Hacking-as-a-service will advance, widening the pool of cyber criminals with access to hacking tools which will increasingly deploy AI. There is also the element of human error which is more difficult to prevent as attacks get increasingly sophisticated by targeting our connected devices and deploying personally tailored phishing emails.
Advancing threats don’t just come from cyber criminals looking to steal company data.

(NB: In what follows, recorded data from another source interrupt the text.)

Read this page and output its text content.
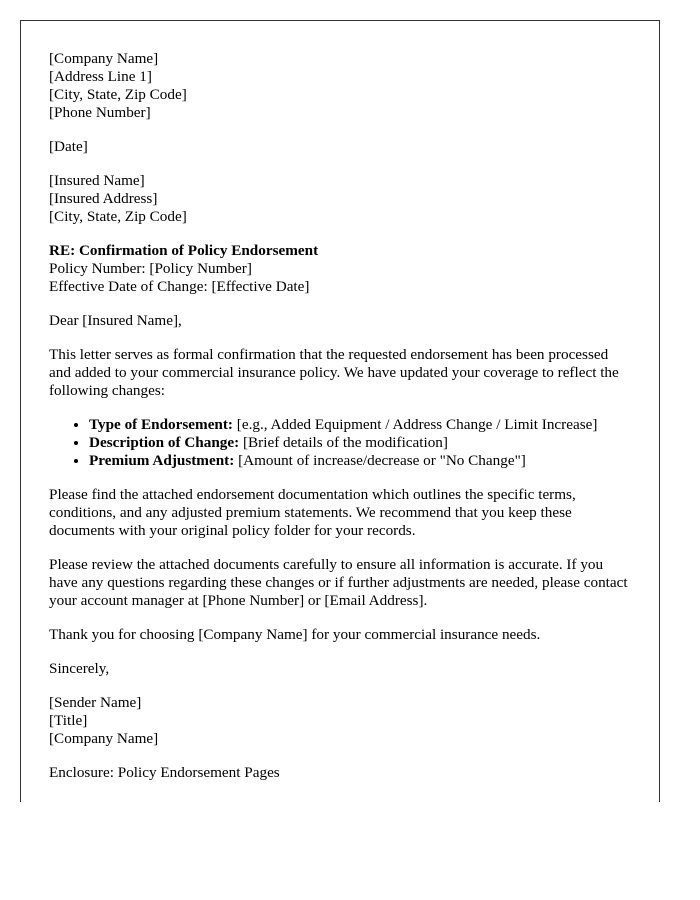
[Company Name]
[Address Line 1]
[City, State, Zip Code]
[Phone Number]

[Date]

[Insured Name]
[Insured Address]
[City, State, Zip Code]

RE: Confirmation of Policy Endorsement
Policy Number: [Policy Number]
Effective Date of Change: [Effective Date]

Dear [Insured Name],

This letter serves as formal confirmation that the requested endorsement has been processed and added to your commercial insurance policy. We have updated your coverage to reflect the following changes:

• Type of Endorsement: [e.g., Added Equipment / Address Change / Limit Increase]
• Description of Change: [Brief details of the modification]
• Premium Adjustment: [Amount of increase/decrease or "No Change"]

Please find the attached endorsement documentation which outlines the specific terms, conditions, and any adjusted premium statements. We recommend that you keep these documents with your original policy folder for your records.

Please review the attached documents carefully to ensure all information is accurate. If you have any questions regarding these changes or if further adjustments are needed, please contact your account manager at [Phone Number] or [Email Address].

Thank you for choosing [Company Name] for your commercial insurance needs.

Sincerely,

[Sender Name]
[Title]
[Company Name]

Enclosure: Policy Endorsement Pages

Organisations are also at risk of becoming collateral damage from associated cyber warfare between nation states, such as the 2017 Russian cyber attack on Ukraine with its fallout affecting hundreds of organisations across 64 countries. As a result, we need greater assurances that our cyber security can stand up to morphing threats.
The future of AI-based cyber security
AI deployment is well ahead of other avenues in terms of protection. If you haven’t invested yet, this won’t necessarily leave you wide open to threat. What we have to look forward to is proper integration of end-to-end enterprise-based AI solutions that will take us forward from where we are now. As it advances, it will reduce false positives through better quality of data and provide better contextualisation of threat protection to the operating environment and uniqueness of what individual organisations do.
The AI system will learn with the organisation and will have to adapt to the multiple ways that we connect, hopping from one network to another through interconnectivity. This will also advance beyond our work-based environment into our wider connected world. AI needs to adapt, and we must be ready to stay ahead of the curve if we are to survive the widening security risks.